Investor and bestselling author of Rich Dad Poor Dad, Robert Kiyosaki, posted on X on March 16, predicting that one year after a global financial crisis erupts, Bitcoin will reach $750,000 per coin, and Ethereum will reach $95,000 per coin. Kiyosaki also warned that the “largest asset bubble in history” is approaching a critical point, stating, “This is not a question of if it will happen, but when.”
In his X post, Kiyosaki outlined his asset valuation predictions one year after the bubble bursts, covering precious metals and cryptocurrencies:
Bitcoin (BTC): $750,000 (more than 10 times current price)
Ethereum (ETH): $95,000 (more than 40 times current price)
Gold: $35,000 per ounce
Silver: $200 per ounce
Kiyosaki explicitly stated in the post that he cannot predict the exact trigger event or timing, but believes “the needle is about to be pricked.” He urged followers to consider how the scale and speed of capital fleeing to scarce assets during an unprecedented global financial shock could redefine these assets’ valuations.
Kiyosaki has long advocated holding “hard assets” such as gold, silver, Bitcoin, and Ethereum, primarily to counteract the long-term erosion of fiat currency purchasing power. Over the years, he has repeatedly warned that excessive sovereign debt levels, prolonged quantitative easing by central banks, and structural flaws in traditional financial systems could trigger a systemic collapse at some point.

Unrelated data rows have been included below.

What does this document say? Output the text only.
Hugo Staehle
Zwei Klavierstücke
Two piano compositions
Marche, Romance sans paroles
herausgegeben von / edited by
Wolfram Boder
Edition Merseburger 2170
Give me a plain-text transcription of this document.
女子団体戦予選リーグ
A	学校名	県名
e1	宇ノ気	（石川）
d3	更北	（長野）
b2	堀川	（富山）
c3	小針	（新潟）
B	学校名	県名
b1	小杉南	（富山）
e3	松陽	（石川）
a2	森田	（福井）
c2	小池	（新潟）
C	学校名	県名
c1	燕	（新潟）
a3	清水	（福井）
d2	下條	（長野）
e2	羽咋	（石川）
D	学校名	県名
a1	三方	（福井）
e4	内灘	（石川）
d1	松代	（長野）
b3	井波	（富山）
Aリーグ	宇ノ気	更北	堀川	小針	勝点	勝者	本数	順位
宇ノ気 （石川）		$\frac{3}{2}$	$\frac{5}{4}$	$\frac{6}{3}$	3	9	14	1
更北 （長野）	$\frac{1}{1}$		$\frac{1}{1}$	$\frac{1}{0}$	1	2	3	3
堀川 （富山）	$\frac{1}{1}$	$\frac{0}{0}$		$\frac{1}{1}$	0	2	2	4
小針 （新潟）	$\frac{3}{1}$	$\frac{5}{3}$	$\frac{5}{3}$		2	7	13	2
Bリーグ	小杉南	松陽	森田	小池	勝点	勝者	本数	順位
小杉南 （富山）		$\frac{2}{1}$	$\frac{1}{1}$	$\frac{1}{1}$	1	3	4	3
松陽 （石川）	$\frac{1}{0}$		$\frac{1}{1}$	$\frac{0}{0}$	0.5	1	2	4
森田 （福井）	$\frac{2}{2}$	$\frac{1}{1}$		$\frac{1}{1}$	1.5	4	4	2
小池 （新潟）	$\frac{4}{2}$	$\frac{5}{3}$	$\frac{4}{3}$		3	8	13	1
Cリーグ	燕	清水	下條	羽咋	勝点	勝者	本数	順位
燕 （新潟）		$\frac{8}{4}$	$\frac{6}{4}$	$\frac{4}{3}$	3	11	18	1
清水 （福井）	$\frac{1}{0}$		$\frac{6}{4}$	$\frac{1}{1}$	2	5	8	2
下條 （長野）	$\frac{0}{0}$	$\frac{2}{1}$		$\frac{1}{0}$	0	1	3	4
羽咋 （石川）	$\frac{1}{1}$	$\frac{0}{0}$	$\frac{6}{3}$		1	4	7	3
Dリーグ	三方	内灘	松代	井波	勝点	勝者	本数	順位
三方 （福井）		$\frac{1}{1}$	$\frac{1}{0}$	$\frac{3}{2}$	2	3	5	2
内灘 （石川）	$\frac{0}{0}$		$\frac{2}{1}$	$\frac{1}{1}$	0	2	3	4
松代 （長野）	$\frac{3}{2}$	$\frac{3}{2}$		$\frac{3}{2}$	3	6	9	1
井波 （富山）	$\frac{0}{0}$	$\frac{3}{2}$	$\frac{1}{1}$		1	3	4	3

This prediction is not Kiyosaki’s first radical statement. Earlier this year, he set a target of $250,000 for Bitcoin and $27,000 for gold within the year, reflecting his consistent bullish stance on alternative stores of value for the long term.
Kiyosaki’s predictions have sparked debate. Critics point out that Bitcoin has historically shown a positive correlation with other risk assets—in initial stages of major market crashes, BTC may also experience panic selling rather than immediately acting as a safe haven. Several economists believe that his past warnings of market crashes have not always materialized within his expected timeframes, and that predicting exact points under extreme conditions lacks sufficient empirical support.
Supporters argue that Bitcoin’s fixed supply cap of 21 million coins, its decentralized nature, and global liquidity give it a unique appeal in scenarios where fiat credit is fundamentally questioned, surpassing traditional assets.
It’s important to note that Kiyosaki’s comments are personal market opinions and do not constitute investment advice.
Q: What is the basis for Robert Kiyosaki’s $750,000 Bitcoin prediction?
A: His core argument is that excessive sovereign debt, long-term fiat currency devaluation, and overprinting by central banks are brewing the “largest asset bubble in history.” He predicts that once the bubble bursts, capital will massively shift into scarce assets with fixed supplies, like Bitcoin, which could reach $750,000 a year after the crisis.
Q: How should we evaluate Kiyosaki’s past prediction record?
A: His multiple warnings of crashes have not always materialized within his set timeframes, but some assets like gold and Bitcoin have shown long-term upward trends consistent with his bullish outlook. The industry remains cautious about his specific target prices but recognizes his long-term concern about systemic risks in traditional finance as having some reference value.
Q: What is the core investment philosophy of Rich Dad Poor Dad, and how does it relate to Kiyosaki’s stance on cryptocurrencies?
A: The core message of Rich Dad Poor Dad is achieving financial freedom through assets rather than income, criticizing traditional savings and pension models. Kiyosaki positions gold, silver, and later Bitcoin as “real assets” to hedge against inflation and fiat currency failure. His stance on cryptocurrencies is an extension of this philosophy into the digital asset era.